Thanks for noticing! I tend to think this approach is more about looking ahead into the abyss of search than it is about keywords per se. I recently wrote about the death of tags which are not largely different from our infatuation with keywords. Keywords may be how we map our mental models to our relationship with LLMs, but I believe that is a preoccupation that will soon end.
Bard already demonstrates the blend of semantic search with LLMs to deliver massively more value. Gemini promises to be explosive in this regard and ChatGPT may ultimately become an interesting footnote in the AI march. Exciting and turbulent times lay ahead for sure.
In an early research attempt I labeled “solve for (x)” using Coda with PaLM 2, I hypothesized that we could control the LLMs’ inclination to confabulate while also enhancing productivity. This was an experimental approach built in Coda that began before Coda AI was released. It used two custom Packs that interfaced with both PaLM 2 and GPT to make it seem like a unified solution. It was clearly the right approach because it leaned on embedding vectors to better understand the cone of user intent. Promptology is an outgrowth of that work, but it did help me understand chained inferences were necessary if we care deeply about bending AI to our objectives.
LangChain and AutoGPT exist to mitigate the chat and search-level-thrashing used to reach specific objectives that are so common among users. These tools compress time by allowing the LLMs to dynamically determine what needs to be done next, and then doing them for you.
The trouble with this approach - you need to be a developer to leverage them. And despite a lot of noise about shaping these tools for every-day users, let’s just say that even that will be poorly implemented unless the UX is in a form that business users appreciate. Coda is one such form; Google Workspaces is another.
This is clearly the future. It is not unlike the long-in-the-tooth magic that happens behind Google Search.
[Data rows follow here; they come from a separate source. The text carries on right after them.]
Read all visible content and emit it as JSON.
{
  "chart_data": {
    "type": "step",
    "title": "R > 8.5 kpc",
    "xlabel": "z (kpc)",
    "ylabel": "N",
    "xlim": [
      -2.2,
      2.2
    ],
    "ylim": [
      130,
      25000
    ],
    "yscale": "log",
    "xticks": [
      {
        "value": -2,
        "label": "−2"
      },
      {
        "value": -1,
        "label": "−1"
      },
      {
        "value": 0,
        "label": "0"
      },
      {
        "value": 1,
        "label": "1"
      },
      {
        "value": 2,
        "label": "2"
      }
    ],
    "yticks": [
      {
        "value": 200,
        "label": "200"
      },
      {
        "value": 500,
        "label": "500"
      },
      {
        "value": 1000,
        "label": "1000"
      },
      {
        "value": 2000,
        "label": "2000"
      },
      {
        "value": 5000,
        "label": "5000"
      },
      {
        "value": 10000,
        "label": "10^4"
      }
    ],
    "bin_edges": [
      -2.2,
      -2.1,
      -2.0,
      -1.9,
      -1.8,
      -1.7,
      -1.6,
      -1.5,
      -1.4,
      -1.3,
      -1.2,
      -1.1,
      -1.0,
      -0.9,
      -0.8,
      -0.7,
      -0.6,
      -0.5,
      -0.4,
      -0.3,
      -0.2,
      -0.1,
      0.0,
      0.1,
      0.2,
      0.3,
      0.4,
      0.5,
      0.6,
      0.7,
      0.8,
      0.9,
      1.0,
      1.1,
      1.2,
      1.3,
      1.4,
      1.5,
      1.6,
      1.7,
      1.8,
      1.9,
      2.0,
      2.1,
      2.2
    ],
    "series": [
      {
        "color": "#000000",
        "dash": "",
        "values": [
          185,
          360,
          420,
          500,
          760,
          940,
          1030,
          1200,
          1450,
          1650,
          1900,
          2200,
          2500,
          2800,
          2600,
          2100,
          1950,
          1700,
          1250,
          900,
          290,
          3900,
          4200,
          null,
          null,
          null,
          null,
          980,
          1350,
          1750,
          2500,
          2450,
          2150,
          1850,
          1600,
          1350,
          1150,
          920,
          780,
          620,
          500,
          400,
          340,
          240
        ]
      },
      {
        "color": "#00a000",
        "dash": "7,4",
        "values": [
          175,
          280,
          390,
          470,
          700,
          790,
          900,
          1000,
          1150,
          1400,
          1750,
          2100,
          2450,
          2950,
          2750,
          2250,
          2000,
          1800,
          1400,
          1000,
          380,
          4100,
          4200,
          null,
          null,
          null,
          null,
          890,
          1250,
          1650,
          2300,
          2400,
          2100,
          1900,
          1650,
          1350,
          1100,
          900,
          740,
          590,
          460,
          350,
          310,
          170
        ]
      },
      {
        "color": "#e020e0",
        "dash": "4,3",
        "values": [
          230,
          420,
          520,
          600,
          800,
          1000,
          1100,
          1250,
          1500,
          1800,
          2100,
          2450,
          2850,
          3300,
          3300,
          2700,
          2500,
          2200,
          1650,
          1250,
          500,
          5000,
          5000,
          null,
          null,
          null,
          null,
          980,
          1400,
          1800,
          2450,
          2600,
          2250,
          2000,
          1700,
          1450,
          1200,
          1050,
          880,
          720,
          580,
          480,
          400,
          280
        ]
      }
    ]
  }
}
As users, we assume that there’s a one-to-one relationship between our search query and the search engine. This is far from the case. Google has been using AI-like machinery between the query bar and the search machinery for almost a decade.
And unlike ChatGPT (which is a one-to-one relationship), this is not the case with Bard. You can prove this by sending the same query to PaLM 2’s completion API and Bard. You’ll see the stark difference. Google is doing in Bard what it does in search - it’s leveraging its massive data set and 500,000 servers to generate responses that are far better than otherwise possible with LLMs alone.
- Aurora uses AI itself to generate prompt variations.
- Promptology asserts a structure to negate the need for prompt variations.
Both approaches have subtle productivity friction. But, this is also to say that soon, neither approach will matter. Under the covers, the friction will be eliminated.